InstructGPT LLM Model

From GM-RKB
(Redirected from InstructGPT)
Jump to navigation Jump to search

An InstructGPT LLM Model is a finetuned LLM model that is trained to follow instructions and complete requests thoughtfully.



References

2022

  • https://openai.com/blog/instruction-following/
    • QUOTE: We’ve trained language models that are much better at following user intentions than GPT-3 while also making them more truthful and less toxic, using techniques developed through our alignment research. These InstructGPT models, which are trained with humans in the loop, are now deployed as the default language models on our API.

2022

  • https://github.com/openai/following-instructions-human-feedback/blob/main/model-card.md
    • QUOTE: InstructGPT is a GPT-style language model. Researchers at OpenAI developed the model by fine-tuning GPT-3 to follow instructions using human feedback. There are three model sizes: 1.3B, 6B, and 175B parameters.
      • Model date: January 2022
      • Model type: Language model
    • InstructGPT is then further fine-tuned on a dataset labeled by human labelers. The labelers comprise a team of about 40 contractors whom we hired through Upwork and ScaleAI. Our aim was to select a group of labelers who were sensitive to the preferences of different demographic groups, and who were good at identifying outputs that were potentially harmful. Thus, we conducted a screening test designed to measure labeler performance on these axes. We selected labelers who performed well on this test. We collaborated closely with the labelers over the course of the project. We had an onboarding process to train labelers on the project, wrote detailed instructions for each task, and answered labeler questions in a shared chat room.

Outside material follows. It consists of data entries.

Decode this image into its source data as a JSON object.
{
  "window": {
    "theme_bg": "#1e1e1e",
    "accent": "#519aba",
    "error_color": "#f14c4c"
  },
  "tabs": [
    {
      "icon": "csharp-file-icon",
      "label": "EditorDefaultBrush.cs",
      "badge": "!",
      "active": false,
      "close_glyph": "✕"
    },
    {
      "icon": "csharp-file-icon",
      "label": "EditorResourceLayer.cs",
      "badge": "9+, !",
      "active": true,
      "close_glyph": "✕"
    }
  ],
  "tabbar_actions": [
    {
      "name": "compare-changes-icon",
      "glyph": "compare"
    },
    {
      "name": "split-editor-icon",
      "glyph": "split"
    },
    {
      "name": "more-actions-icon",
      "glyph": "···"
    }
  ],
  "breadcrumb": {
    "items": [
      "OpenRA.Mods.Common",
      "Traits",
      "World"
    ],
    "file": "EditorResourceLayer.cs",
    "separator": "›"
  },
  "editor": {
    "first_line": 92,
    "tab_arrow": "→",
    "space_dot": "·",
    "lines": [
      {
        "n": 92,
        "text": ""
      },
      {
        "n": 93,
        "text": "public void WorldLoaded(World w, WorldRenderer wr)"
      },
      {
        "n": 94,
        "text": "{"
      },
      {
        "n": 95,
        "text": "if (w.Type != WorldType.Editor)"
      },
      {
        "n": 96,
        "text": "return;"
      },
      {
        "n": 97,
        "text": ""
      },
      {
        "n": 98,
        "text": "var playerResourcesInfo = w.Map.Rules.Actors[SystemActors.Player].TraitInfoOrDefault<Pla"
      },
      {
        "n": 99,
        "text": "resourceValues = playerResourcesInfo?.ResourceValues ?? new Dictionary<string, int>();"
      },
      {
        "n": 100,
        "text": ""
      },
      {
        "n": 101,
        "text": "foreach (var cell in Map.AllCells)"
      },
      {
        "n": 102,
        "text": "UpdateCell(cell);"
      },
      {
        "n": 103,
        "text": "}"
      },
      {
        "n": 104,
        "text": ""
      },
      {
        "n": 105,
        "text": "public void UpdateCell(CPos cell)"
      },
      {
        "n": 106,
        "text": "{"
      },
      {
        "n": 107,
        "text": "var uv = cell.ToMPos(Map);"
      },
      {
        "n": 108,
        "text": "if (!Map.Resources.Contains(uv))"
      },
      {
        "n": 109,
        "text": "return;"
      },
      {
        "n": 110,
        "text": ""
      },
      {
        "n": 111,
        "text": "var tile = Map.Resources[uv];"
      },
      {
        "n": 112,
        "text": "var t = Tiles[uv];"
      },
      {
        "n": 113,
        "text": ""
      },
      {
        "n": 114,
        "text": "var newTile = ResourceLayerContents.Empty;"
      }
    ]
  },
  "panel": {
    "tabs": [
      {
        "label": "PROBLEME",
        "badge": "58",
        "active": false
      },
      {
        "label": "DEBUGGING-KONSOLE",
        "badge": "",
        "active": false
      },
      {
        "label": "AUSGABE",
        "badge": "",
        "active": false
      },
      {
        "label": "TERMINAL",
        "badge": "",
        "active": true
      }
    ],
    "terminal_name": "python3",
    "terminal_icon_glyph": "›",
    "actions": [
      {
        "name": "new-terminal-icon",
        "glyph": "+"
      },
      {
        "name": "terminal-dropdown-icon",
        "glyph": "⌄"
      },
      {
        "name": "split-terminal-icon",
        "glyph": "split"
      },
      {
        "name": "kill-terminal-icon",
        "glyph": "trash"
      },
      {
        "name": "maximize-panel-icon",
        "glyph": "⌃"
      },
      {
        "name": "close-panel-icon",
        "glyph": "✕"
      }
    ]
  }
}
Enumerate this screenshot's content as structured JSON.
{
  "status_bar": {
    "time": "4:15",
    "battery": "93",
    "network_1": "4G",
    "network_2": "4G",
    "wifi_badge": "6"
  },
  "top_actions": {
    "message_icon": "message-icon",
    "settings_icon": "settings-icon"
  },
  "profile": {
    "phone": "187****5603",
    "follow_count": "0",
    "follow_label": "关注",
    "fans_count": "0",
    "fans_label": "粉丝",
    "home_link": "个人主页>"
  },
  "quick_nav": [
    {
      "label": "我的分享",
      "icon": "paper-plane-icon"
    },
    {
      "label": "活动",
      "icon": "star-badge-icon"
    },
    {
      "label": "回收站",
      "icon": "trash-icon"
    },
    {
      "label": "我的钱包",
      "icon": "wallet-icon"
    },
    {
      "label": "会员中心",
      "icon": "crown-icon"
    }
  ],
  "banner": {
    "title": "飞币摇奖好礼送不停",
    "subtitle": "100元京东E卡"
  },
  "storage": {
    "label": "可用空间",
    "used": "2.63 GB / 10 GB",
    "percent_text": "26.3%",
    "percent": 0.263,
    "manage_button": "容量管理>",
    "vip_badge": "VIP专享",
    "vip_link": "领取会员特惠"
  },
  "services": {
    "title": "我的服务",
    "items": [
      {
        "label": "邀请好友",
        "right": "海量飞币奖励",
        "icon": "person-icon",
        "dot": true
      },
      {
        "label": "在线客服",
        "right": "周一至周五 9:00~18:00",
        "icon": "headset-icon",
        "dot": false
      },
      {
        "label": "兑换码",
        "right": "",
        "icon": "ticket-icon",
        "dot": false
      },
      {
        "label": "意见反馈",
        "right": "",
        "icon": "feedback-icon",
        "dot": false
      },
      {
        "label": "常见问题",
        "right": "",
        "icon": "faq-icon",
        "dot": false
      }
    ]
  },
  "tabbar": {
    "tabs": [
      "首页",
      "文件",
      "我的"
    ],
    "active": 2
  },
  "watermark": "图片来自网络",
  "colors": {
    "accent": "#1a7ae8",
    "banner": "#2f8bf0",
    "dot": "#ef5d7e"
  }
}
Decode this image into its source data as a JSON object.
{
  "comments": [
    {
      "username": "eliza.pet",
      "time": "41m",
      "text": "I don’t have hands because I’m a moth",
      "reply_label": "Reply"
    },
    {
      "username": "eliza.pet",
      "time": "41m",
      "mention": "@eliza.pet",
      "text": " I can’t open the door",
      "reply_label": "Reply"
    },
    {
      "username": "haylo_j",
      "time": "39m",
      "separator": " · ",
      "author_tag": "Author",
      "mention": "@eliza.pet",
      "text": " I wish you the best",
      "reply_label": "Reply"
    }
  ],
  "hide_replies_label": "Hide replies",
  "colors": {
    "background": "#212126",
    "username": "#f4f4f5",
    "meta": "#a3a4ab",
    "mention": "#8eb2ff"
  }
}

      The dataset consists of input prompts (from the OpenAI API or written by labelers), demonstrations of the desired model behavior written by our labelers, and labeler rankings of outputs from multiple models. The text prompts submitted to the OpenAI API were from an earlier version of the InstructGPT models (trained via supervised learning on a subset of our demonstration data on the Playground interface). Customers using the Playground were informed that their data could be used to train further models via a recurring notification any time InstructGPT models were used. To reduce the risk of the models learning potentially sensitive customer details, we filtered all prompts in the training split for personally identifiable information (PII). Some of our prompts were also written by contractors themselves, because we needed an initial source of instruction-like prompts to bootstrap the process, and these kinds of prompts weren't often submitted to the regular GPT-3 models on the API.

2022

  • (Ouyang et al., 2022) ⇒ Long Ouyang, Jeff Wu, Xu Jiang, Diogo Almeida, Carroll L. Wainwright, Pamela Mishkin, Chong Zhang, Chong Zhang, Sandhini Agarwal, Katarina Slama, Alex Ray, John Schulman, Jacob Hilton, Fraser Kelton, Luke Miller, Maddie Simens, Amanda Askell, Peter Welinder, Paul Christiano, Jan Leike, and Ryan Lowe. (2022). “Training Language Models to Follow Instructions with Human Feedback.” arXiv preprint arXiv:2203.02155
    • ABSTRACT: Making language models bigger does not inherently make them better at following a user's intent. For example, large language models can generate outputs that are untruthful, toxic, or simply not helpful to the user. In other words, these models are not aligned with their users. In this paper, we show an avenue for aligning language models with user intent on a wide range of tasks by fine-tuning with human feedback. Starting with a set of labeler-written prompts and prompts submitted through the OpenAI API, we collect a dataset of labeler demonstrations of the desired model behavior, which we use to fine-tune GPT-3 using supervised learning. We then collect a dataset of rankings of model outputs, which we use to further fine-tune this supervised model using reinforcement learning from human feedback. We call the resulting models InstructGPT. In human evaluations on our prompt distribution, outputs from the 1.3B parameter InstructGPT model are preferred to outputs from the 175B GPT-3, despite having 100x fewer parameters. Moreover, InstructGPT models show improvements in truthfulness and reductions in toxic output generation while having minimal performance regressions on public NLP datasets. Even though InstructGPT still makes simple mistakes, our results show that fine-tuning with human feedback is a promising direction for aligning language models with human intent.